The cash flow view brings your income and expenses together so you can see how much you're saving (or spending beyond your means) each month.
What is cash flow?
Cash flow is simply your income after tax minus your expenses. If positive, you're saving money. If negative, you're spending more than you earn.
Reading your cash flow
JettWorth calculates cash flow from the income streams and expenses you've entered:
- Gross income — total income before tax
- Tax and deductions — income tax, Medicare levy, HECS repayments
- Take-home pay — what lands in your bank account
- Total expenses — your monthly spending
- Monthly surplus (or shortfall) — what's left over
Why cash flow matters
Your monthly surplus is the money available to invest, pay down debt, or build an emergency fund. It's the engine behind your net worth growth.

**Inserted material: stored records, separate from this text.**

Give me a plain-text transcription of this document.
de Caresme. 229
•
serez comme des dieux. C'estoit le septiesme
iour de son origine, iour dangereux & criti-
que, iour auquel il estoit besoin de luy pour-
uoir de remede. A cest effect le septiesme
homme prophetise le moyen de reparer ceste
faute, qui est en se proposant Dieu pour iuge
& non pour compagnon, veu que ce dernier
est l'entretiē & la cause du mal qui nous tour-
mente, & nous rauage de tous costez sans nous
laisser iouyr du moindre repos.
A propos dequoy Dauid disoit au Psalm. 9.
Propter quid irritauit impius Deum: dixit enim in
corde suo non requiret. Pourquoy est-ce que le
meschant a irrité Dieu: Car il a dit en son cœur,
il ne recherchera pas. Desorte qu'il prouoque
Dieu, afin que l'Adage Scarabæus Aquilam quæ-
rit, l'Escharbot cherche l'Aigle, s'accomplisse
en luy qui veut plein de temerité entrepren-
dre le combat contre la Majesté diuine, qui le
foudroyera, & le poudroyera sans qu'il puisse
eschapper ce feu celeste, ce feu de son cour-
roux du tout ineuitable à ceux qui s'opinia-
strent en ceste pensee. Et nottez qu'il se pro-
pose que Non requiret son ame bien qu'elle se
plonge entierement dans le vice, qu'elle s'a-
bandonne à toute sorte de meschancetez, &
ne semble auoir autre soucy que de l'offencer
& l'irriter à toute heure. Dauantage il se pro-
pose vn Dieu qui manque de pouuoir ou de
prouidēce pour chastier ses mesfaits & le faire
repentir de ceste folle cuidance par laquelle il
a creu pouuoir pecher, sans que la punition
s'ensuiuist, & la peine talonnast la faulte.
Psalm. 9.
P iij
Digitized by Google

In projections, JettWorth uses your surplus to grow your investment portfolio year over year. A higher surplus means faster progress toward financial milestones — and an earlier FI date.
Improving your cash flow
There are two levers:
- Increase income — negotiate a raise, start a side income stream, or invest for passive income
- Reduce expenses — audit subscriptions, refinance your mortgage, cut discretionary spending
Even small improvements compound significantly over a 10 or 20-year projection. Try toggling assumptions in the projection settings to see the impact of each lever.
Tip: Review your cash flow after each snapshot. If expenses have crept up, your projection will show the impact immediately.